Warum plötzlich jetzt – Sackleinen und Fasten? (Rav Frand, Wajeschew 5783)
Rav Frand zu Paraschat Wajeschew 5783
Warum plötzlich jetzt – Sackleinen und Fasten?
Die Tora lehrt uns, dass Re’uwen zur Grube zurückkehrte (um Josef zu retten), jedoch befand sich Josef nicht mehr in der Grube. Re’uwen zerriss seine Kleider (als Zeichen der Trauer) [Bereschit 37:29]. Re’uwen hatte einen Plan gehabt. Er überredete seine Brüder, Josef, statt ihn zu töten, ihn in eine Grube zu werfen (wo er vermutlich von allein sterben würde). Re'uwens Plan war es jedoch, später, wenn seine Brüder sich nicht mehr in der Gegend befinden würden, zurückzukommen, Josef zu retten und ihn sicher zu seinem Vater zurückzubringen.
Raschi erklärt, wie es geschah, dass Re’uwen plötzlich nicht in der Nähe war, als die Brüder Josef aus der Grube herausholten und ihn an die Jischma’eliten-Händler verkauften. Raschi gibt uns zwei Interpretationen. Seine erste Erklärung ist, dass die Brüder sich abwechslungsweise um Ja’akows Bedürfnisse kümmerten und dass an diesem Tag Re’uwen an der Reihe war, dies zu tun.
Raschis zweite Erklärung ist, dass Re’uwen mit Sackleinen und Fasten beschäftigt war, weil er sich auf unangemessene Weise in die ehelichen Schlafangelegenheiten seines Vaters eingemischt hatte. (Nach Rachels Tod stellte Ja’akow sein Bett in Bilhas (Magd Rachels) Zelt hinein. Als Re’uwen dies sah, verschob er Ja’akows Bett aus dem Zelt von Bilhah ins Zelt seiner Mutter Leah). Deshalb war Re’uwen nicht zugegen, als die Brüder Josef verkauften, weil er mit Teschuwa (Reue, Rückkehr) für diese Sünde beschäftigt war.
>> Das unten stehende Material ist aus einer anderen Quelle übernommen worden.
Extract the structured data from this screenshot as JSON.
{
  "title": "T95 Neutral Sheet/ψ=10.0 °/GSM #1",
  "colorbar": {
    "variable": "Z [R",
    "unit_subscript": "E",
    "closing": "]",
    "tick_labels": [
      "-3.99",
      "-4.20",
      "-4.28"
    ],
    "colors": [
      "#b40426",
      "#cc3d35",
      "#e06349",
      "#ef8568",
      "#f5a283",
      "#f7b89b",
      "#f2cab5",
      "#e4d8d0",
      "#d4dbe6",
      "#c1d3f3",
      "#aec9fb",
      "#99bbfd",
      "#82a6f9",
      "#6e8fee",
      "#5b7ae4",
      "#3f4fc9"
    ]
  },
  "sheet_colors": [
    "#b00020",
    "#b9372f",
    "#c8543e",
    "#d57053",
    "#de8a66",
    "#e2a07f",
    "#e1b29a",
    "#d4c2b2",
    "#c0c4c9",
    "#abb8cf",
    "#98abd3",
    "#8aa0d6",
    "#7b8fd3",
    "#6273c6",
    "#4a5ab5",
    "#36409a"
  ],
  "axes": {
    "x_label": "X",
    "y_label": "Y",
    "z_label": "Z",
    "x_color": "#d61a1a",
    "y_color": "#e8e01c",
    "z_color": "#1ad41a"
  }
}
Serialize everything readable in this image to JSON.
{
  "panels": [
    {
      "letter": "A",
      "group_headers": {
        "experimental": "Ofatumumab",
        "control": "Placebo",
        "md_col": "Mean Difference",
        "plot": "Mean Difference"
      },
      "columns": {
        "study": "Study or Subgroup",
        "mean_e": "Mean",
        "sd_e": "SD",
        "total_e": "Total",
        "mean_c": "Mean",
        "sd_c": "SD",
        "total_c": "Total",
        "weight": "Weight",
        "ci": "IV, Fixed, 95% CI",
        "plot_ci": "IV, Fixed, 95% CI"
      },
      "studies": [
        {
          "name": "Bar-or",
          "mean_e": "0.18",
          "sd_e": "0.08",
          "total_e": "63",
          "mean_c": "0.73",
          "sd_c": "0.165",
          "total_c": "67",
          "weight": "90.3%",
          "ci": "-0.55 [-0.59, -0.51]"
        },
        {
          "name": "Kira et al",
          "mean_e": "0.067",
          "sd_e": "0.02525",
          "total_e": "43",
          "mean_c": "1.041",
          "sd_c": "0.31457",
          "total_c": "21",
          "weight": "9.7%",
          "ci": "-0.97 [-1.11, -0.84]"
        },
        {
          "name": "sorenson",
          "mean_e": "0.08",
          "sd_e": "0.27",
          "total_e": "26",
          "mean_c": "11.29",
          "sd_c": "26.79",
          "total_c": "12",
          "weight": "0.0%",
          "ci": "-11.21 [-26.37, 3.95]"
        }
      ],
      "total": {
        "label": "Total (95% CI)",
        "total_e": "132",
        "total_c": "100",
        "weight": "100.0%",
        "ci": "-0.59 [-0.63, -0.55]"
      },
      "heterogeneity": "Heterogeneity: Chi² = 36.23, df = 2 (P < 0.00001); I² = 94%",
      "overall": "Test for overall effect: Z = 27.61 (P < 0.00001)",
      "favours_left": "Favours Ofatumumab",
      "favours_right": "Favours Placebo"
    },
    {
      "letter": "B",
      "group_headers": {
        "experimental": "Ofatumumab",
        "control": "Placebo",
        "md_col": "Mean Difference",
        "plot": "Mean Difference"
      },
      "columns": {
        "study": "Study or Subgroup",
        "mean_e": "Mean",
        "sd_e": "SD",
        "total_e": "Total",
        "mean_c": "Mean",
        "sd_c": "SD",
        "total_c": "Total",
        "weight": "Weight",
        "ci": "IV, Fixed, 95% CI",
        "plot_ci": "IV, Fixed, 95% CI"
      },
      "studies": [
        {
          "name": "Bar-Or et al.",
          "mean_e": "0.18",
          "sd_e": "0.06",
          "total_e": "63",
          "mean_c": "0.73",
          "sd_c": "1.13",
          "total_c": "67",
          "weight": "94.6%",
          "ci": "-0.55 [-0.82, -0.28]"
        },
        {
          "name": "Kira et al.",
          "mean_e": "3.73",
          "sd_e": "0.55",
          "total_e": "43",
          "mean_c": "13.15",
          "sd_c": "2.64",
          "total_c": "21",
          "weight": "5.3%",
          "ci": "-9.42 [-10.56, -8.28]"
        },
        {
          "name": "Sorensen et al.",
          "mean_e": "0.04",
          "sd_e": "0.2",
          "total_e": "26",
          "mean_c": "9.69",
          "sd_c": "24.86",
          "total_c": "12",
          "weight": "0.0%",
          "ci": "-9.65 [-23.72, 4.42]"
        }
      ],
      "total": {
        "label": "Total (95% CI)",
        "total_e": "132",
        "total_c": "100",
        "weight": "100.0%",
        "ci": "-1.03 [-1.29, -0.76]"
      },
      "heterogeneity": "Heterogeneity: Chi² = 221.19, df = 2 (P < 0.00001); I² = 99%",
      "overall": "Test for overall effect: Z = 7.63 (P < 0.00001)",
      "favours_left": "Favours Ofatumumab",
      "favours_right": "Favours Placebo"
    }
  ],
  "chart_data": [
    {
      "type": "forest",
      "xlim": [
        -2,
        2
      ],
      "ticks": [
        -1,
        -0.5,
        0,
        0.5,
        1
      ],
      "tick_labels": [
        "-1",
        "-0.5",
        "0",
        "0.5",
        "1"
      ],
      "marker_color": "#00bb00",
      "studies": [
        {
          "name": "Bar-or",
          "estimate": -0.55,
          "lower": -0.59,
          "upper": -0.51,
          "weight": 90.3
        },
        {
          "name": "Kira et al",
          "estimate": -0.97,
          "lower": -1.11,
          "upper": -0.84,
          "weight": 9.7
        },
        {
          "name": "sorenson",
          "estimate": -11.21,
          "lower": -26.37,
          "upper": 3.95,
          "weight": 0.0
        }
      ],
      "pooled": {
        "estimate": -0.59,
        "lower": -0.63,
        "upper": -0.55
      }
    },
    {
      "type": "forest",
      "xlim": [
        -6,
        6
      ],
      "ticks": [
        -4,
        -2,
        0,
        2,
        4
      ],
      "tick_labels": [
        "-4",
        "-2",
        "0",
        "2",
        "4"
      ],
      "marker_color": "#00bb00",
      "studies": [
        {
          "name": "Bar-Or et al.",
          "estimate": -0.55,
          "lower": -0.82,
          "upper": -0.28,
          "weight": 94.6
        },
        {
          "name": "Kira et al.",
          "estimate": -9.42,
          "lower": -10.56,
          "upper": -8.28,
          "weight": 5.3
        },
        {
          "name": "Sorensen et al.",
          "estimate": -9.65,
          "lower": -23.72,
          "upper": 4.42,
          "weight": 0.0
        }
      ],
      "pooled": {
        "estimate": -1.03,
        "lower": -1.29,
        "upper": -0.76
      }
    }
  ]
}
Diese zweite Interpretation von Raschi ist jedoch sehr schwierig zu verstehen. Der Vorfall von Rachels Tod und das Arrangement von Ja’akows Bett geschahen schon neun Jahre vor den Ereignissen von Paraschat Wajeschew! Wo war Re’uwen all diese Jahre, dass er jetzt plötzlich in Trauer versinkt und sich von seinen Brüdern trennt, um Teschuwa für eine Sünde zu tun, die er vor vielen Jahren begangen hatte? Und überhaupt jetzt, in einer solch kritischen Situation, wo es um das Überleben von Josef geht.
Ich habe eine Antwort auf diese Frage gehört. Jetzt hatte Re’uwen plötzlich eine Art Offenbarung. Re’uwen war der Meinung gewesen, dass es nicht richtig sei, dass die Magd von Rachel Vorrang über seine Mutter Leah haben sollte. Er konnte wohl die Tatsache akzeptieren, dass Rachel die bevorzugte der zwei Schwestern war. Er war jedoch sehr aufgebracht darüber, dass sogar Rachels Magd von Ja’akow vor Leah, die eine seiner Hauptfrauen war, bevorzugt wurde. Dieses Gefühl ist verständlich und seine Logik war vertretbar. Er trat für die Ehre seiner Mutter ein!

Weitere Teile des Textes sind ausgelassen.